Masih kata dia, proses untuk terdakwa mendapat pengalihan tahanan seperti mengajukan permohonan melalui layanan PTSP PN Batam. Kemudian menyertakan alasan kenapa mengajukan pengalihan tahanan, dengan melampirkan bukti pendukung sesuai alasan pengajuan. Seperti pengalihan tahanan karena sakit, harus menyertakan bukti pendukung, penjamin bisa orang atau bisa juga bentuk uang.

“Bukti pendukung sesuai alasan dari pengajuan pengalihan tahanan. Syarat lainnya juga terdakwa tidak berdomisili di luar Batam,” tegas Willy.

Disinggung terkait terdakwa dalam perkara apa saja yang bisa mendapat pengalihan tahanan, menurut Willy tergantung dari kepentingan atau kedaruratan perkara tersebut.

“Mendapat pengalihan tak mesti dinilai dari kasus. Tapi tergantung urgensi perkara. Dan alasan kemanusiaan,” tegas Willy.

Menurutnya, majelis hakim juga punya pertimbangan masing-masing dalam memberi pengalihan tahanan.

Apalagi setiap perkara memiliki kareristik berbeda.

“Tak bisa menjelaskan satu per satu, karena untuk setiap perkara itu punya pertimbangan berbeda,” jelas Willy.

Sementara, Kasi Intel Kejari Batam, Tiyan Andesta, mengatakan untuk tahanan di Kejaksaan Negeri Batam hanya bersifat sementara.
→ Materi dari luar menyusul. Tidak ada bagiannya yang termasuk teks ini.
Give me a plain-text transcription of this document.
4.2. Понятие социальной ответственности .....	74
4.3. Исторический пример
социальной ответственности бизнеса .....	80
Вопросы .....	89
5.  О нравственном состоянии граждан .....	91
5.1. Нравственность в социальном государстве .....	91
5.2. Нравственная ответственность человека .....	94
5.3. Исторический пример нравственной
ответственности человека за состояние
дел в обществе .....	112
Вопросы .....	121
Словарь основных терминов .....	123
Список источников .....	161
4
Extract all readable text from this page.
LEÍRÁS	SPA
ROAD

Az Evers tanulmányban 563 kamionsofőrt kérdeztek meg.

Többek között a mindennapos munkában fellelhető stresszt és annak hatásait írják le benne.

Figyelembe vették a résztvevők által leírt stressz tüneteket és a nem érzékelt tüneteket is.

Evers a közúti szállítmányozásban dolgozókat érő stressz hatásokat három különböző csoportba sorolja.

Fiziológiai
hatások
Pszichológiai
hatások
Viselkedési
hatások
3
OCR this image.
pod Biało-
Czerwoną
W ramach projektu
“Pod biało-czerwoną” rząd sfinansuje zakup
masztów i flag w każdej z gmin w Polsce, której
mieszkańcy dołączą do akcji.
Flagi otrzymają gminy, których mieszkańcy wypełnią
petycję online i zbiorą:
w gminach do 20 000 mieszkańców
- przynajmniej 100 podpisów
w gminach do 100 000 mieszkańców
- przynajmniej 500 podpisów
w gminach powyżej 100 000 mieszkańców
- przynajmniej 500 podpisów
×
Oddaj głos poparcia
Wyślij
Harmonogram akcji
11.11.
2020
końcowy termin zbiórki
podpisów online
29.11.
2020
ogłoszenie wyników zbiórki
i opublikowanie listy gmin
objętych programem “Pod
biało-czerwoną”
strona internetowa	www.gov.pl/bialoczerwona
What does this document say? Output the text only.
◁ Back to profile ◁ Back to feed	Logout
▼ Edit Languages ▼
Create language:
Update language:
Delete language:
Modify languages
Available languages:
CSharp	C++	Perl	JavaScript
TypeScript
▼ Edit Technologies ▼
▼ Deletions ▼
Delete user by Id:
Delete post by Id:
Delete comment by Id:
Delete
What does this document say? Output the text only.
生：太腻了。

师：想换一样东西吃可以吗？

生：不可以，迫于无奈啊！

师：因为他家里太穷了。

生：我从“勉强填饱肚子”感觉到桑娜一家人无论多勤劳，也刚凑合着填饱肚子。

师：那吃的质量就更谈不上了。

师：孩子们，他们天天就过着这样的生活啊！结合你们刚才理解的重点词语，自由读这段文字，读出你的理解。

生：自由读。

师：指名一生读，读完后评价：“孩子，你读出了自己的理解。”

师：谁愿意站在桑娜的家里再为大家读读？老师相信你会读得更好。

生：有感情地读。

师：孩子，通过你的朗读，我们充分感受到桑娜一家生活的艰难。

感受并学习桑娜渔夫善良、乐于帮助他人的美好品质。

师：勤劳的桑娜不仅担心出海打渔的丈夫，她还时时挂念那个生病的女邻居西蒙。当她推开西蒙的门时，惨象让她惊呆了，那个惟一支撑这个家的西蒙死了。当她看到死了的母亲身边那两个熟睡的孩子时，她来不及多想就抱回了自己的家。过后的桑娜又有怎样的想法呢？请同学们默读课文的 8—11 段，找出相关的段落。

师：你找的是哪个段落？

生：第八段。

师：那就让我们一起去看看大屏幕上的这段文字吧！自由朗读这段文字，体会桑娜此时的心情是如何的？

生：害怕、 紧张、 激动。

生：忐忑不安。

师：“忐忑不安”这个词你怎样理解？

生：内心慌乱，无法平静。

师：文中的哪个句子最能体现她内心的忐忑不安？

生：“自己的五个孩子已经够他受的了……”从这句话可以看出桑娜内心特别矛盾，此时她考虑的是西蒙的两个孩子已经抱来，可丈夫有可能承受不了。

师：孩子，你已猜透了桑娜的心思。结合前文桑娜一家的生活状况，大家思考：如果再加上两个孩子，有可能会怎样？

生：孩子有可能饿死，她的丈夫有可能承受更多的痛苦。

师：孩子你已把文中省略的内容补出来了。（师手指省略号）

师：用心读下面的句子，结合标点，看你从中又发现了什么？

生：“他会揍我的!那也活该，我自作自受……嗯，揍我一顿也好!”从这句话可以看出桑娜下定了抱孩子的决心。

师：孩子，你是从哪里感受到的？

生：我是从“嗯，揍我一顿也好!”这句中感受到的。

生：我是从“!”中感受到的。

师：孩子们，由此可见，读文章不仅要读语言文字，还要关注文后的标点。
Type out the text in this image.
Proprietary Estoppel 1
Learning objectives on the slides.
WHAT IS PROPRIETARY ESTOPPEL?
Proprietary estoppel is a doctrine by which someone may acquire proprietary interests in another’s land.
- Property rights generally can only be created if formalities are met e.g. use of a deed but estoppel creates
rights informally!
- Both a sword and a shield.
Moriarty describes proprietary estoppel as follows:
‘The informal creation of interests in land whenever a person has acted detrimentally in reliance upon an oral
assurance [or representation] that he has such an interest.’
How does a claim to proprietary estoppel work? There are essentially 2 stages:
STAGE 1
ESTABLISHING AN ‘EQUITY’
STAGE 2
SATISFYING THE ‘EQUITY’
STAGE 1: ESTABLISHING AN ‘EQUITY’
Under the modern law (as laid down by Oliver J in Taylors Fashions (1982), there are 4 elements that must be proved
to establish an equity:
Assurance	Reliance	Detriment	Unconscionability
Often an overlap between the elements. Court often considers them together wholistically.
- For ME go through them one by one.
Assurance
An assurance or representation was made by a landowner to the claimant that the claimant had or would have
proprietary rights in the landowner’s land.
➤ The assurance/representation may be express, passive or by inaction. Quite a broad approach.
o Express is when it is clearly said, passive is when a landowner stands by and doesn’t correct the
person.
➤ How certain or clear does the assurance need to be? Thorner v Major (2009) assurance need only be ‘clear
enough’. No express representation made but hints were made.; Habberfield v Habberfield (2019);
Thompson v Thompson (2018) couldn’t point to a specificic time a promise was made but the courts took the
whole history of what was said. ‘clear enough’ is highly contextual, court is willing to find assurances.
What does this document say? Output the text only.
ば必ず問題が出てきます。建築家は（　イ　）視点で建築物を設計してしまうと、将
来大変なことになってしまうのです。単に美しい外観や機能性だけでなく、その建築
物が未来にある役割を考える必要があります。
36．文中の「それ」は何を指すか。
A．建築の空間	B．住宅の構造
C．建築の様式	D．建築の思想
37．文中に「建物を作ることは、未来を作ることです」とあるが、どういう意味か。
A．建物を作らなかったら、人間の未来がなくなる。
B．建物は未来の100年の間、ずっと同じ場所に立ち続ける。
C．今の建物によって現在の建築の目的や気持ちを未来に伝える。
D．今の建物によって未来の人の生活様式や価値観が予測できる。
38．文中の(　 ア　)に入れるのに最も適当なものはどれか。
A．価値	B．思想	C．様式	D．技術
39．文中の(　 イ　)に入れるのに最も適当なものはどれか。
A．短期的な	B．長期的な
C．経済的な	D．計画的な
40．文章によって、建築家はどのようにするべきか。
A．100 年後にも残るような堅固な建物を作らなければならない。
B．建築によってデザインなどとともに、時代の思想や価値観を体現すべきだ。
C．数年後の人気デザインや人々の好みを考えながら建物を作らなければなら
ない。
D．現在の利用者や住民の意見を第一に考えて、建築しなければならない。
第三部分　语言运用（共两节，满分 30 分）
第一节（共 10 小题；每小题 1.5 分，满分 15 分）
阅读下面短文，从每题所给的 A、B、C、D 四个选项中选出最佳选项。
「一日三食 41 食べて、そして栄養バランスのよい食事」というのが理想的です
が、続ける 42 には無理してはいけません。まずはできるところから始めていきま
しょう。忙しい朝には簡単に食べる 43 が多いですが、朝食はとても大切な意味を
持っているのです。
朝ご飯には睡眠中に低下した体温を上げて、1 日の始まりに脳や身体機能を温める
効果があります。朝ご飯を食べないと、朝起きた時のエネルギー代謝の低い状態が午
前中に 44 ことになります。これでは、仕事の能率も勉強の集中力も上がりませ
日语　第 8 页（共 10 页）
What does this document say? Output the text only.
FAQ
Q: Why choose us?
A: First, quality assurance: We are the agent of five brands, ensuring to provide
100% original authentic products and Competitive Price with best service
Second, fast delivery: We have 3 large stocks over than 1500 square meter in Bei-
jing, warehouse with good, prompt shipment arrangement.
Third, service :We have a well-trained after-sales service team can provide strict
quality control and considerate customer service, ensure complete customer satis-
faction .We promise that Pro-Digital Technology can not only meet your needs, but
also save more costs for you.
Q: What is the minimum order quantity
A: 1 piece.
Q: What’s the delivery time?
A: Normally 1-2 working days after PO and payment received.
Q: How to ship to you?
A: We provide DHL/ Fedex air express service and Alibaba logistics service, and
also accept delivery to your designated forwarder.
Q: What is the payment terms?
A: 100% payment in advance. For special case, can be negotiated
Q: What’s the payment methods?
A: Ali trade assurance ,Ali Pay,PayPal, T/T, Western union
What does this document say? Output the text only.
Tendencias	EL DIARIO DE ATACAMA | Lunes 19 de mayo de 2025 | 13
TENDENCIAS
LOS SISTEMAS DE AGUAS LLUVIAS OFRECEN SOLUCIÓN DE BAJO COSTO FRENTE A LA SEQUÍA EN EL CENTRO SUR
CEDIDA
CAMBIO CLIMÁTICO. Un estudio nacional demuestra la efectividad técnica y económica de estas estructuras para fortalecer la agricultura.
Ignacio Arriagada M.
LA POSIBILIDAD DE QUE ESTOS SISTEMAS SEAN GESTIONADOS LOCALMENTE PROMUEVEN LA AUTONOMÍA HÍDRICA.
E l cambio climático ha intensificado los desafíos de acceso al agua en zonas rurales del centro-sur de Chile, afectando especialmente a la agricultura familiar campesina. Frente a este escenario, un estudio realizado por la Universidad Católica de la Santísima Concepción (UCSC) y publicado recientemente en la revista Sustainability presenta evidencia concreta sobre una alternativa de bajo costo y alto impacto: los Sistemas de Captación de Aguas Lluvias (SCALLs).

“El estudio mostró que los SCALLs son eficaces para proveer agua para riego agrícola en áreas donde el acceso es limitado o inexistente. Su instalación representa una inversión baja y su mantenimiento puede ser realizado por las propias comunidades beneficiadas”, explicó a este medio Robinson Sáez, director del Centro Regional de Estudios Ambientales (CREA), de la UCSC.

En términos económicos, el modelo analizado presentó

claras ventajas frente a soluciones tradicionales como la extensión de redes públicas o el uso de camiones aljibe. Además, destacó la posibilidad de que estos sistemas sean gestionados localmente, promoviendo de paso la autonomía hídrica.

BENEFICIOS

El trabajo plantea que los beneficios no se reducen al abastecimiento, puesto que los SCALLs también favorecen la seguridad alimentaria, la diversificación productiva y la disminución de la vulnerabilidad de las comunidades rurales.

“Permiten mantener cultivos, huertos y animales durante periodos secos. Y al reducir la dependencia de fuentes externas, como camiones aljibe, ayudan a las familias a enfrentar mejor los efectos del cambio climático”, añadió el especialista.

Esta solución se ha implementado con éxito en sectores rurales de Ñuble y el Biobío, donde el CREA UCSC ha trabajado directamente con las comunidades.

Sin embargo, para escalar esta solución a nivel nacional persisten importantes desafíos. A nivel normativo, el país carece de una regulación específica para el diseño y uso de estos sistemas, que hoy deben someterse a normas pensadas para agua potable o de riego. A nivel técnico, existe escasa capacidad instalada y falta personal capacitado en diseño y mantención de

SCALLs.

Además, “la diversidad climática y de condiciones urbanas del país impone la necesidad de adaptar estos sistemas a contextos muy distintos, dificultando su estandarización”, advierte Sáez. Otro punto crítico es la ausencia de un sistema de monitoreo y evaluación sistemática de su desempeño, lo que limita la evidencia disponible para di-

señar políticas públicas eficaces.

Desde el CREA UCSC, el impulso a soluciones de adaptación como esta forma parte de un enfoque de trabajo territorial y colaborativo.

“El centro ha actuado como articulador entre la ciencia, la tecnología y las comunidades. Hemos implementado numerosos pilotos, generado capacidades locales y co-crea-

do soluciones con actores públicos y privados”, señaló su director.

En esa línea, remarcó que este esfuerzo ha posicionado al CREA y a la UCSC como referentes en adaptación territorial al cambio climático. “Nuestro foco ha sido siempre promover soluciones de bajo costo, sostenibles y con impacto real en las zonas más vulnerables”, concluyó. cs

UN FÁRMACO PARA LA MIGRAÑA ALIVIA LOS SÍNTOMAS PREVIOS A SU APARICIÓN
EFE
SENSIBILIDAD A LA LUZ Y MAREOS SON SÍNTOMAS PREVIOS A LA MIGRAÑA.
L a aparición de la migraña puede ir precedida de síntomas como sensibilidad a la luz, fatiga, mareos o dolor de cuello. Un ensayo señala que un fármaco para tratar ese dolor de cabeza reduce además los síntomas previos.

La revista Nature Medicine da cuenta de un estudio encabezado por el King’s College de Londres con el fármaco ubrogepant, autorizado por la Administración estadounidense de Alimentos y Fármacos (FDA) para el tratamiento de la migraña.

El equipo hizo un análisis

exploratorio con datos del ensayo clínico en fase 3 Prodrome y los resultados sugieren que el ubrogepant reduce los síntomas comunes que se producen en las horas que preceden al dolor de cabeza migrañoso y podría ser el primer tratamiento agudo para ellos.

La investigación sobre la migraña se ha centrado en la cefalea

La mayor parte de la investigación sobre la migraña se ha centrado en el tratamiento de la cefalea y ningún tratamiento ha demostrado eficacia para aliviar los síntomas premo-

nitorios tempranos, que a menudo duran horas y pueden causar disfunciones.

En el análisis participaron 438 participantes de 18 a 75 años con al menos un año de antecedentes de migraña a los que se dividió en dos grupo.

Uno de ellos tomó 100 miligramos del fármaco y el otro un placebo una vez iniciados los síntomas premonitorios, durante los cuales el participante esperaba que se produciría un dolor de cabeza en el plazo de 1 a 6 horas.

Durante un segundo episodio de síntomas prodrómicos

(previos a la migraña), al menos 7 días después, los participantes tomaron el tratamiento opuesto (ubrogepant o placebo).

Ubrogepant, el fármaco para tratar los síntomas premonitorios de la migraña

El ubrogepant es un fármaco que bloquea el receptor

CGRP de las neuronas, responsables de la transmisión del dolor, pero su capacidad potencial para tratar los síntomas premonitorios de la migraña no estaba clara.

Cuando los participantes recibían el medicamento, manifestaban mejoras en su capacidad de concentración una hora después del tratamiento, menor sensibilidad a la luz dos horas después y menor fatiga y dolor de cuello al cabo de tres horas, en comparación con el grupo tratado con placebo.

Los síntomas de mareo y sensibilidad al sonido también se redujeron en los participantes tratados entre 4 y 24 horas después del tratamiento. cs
Mulai dari proses pelimpahan tahap 2 hingga dilimpahkan ke pengadilan.

“Untuk kejaksaan, status tahanan itu hanya bersifat sementara. Memang di antara yang dilimpahkan ada statusnya tidak ditahan dari penyidik. Untuk data, saya belum pegang,” tegas Tiyan.

Terpisah, praktisi hukum Kota Batam, Fadlan, mengaku heran dengan keputusan tidak menahan sejumlah tedakwa yang akhirnya mempermalukan pengadilan di Indonesia. Khususnya untuk kasus Kapten MT Arman yang kabur dan tidak ikut sidang padahal dituntut tujuh tahun.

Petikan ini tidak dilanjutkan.